Jude Law bleibt lieber oben

Jude Law
Jude Law © Cover Media

Jude Law (41) mochte das klaustrophobische Gefühl, in einem U-Boot festzustecken, überhaupt nicht.

- Anzeige -

Kein Fan von U-Booten

Der Leinwandheld ('Grand Budapest Hotel') zeigt in seinem neuen Film 'Black Sea' seine Abenteurer-Qualitäten, indem er einen U-Boot-Kapitän darstellt, der nach einem Nazi-U-Boot fahndet, das einen Goldschatz an Bord haben soll.

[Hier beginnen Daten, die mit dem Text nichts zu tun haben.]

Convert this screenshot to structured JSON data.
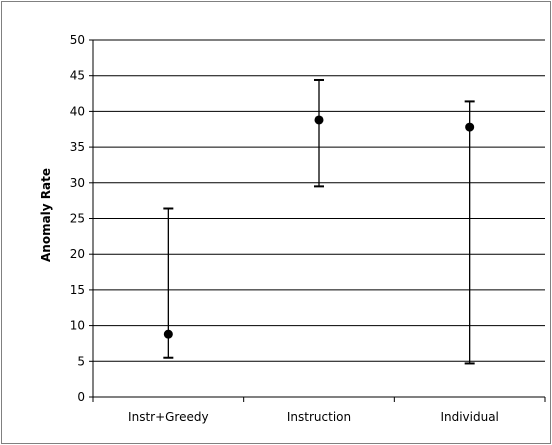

Um sein Schauspiel möglichst überzeugend hinzukriegen, verbrachte der Londoner einige Tage mit der britischen Navy, was eine ziemlich heftige Erfahrung für ihn war.

"Ich hatte das große Glück, von der Royal Navy zu einer U-Boot-Mission eingeladen zu werden, also fuhr ich ein paar Tage mit. Wenn ich ehrlich bin, war das eher eine Lebenserfahrung für mich, als irgendeine Recherche für den Job", überlegte Jude im Interview mit 'esquire.co.uk'. "Wir drehten den Film auf einem echten U-Boot, das ein wundervoller, verrückter Typ gekauft hat und das in einem Meeresarm in Rochester liegt. Da zu sein anstatt an einem Set, hat die Dramatik für uns erhöht. Man stapelt sich und es wird sehr klaustrophobisch."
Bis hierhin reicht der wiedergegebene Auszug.